Researchers from the Molecular Cancer group at the Hospital del Mar Medical Research Institute (IMIM) and doctors from Hospital del Mar, have demonstrated the effectiveness of a drug for treating metastatic bladder cancer in patients who did not respond to the usual treatment.
The preliminary results of an ongoing clinical trial show that TAK-228, a mTORC1/2 protein inhibitor, can stop the progression of the disease.
Four of the seven patients in the trial showed positive results.
The trial also involved Hospital de la Santa Creu i Sant Pau in Barcelona, Hospital Universitari Parc Taulí in Sabadell, Clínica Universitaria in Navarre, and Hospital General Universitario in Elche.
The principle behind this drug is the inhibition of the mTORC1/2 protein, commonly present in tumours.
This protein plays a key role in the development and spread of tumours.
The researchers analysed its effectiveness in the laboratory, in bladder cancer cell lines both in vitro and implanted into mice.
They also worked with fresh tissue from the tumours of patients.
The novelty is that, at the same time, they designed a clinical trial that is now underway.
The results, published in Molecular Cancer Research, demonstrate not only the good preclinical results of this drug, but that these are even better when combined with other treatments.
At the same time, the researchers determined that it was more effective on a subgroup of tumours with particular characteristics, certain genetic alterations that could be used as therapeutic targets.
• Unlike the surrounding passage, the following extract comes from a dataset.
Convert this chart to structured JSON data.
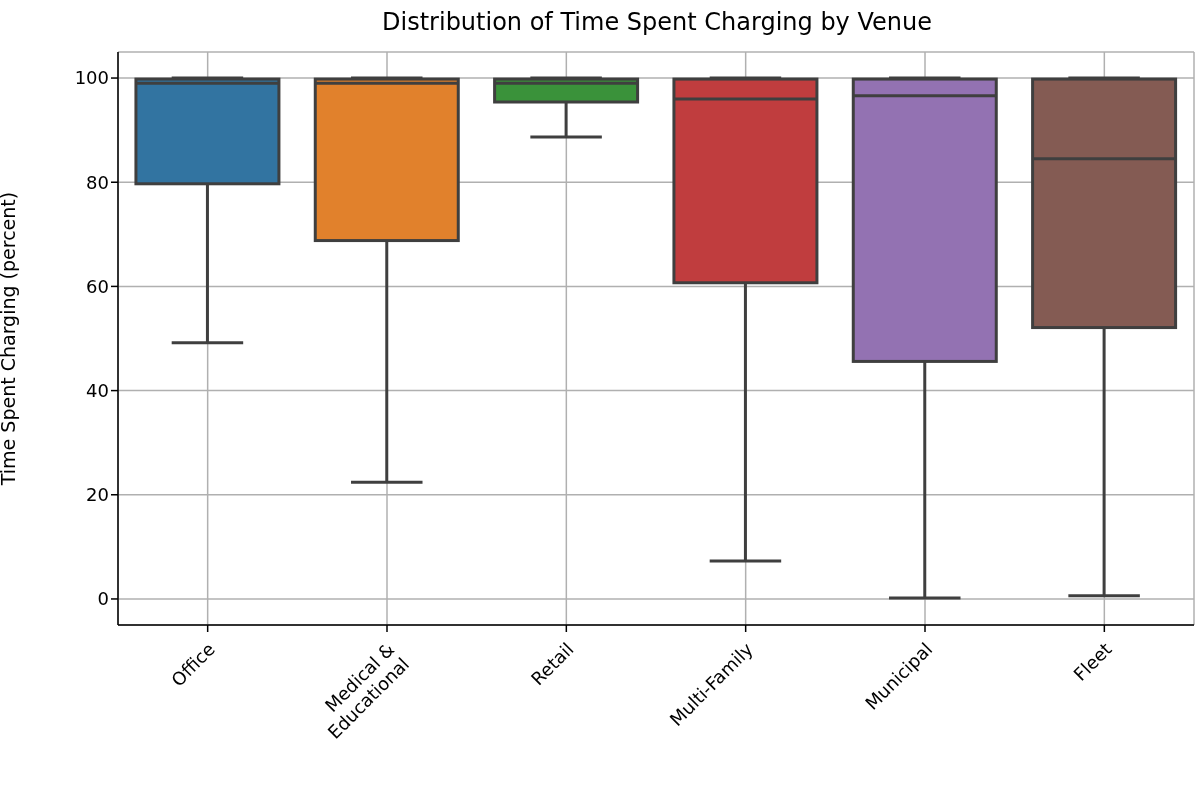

"The fact of discovering a new mechanism of action for this mTORC1/2 inhibitor, beyond inhibiting this pathway, in other words, which acts against a molecular target -a specific genetic alteration, allows us to hope for much more than we originally expected", explains Dr. Joaquim Bellmunt, director of the IMIM and principal author of the study.
The clinical trial, which evaluated seven patients, reports that four of these showed a positive response to the drug.
In these sufferers, tumour growth was slowed and tumour progression avoided.
These were metastatic bladder cancer patients who did not respond to the usual treatments, including immunotherapy.
"For the moment," says Dr. Bellmunt, "we have obtained a metastatic bladder cancer response in patients in whom the existing therapies have not worked."
Currently in the United States, only one treatment for a bladder cancer molecular target has been approved.
It is a unique treatment, differing from chemotherapy or radiation therapy.
Dr. Bellmunt highlights this fact, pointing out that "the drug we have studied could become a second potential therapeutic target in bladder cancer patients. It is not chemotherapy, radiotherapy, or immunotherapy, but it attacks specific genetic alterations found in tumours".
It is the tenth most common cancer in the world, with 550,000 new cases in 2018 (according to World Cancer Research Fund).
65% of cases occur in developed countries, it is more frequent in men than women, and it is strongly linked to smoking (from 70-75% of cases).
It is typically detected between the ages of 65 and 70, although it can also be diagnosed at other ages.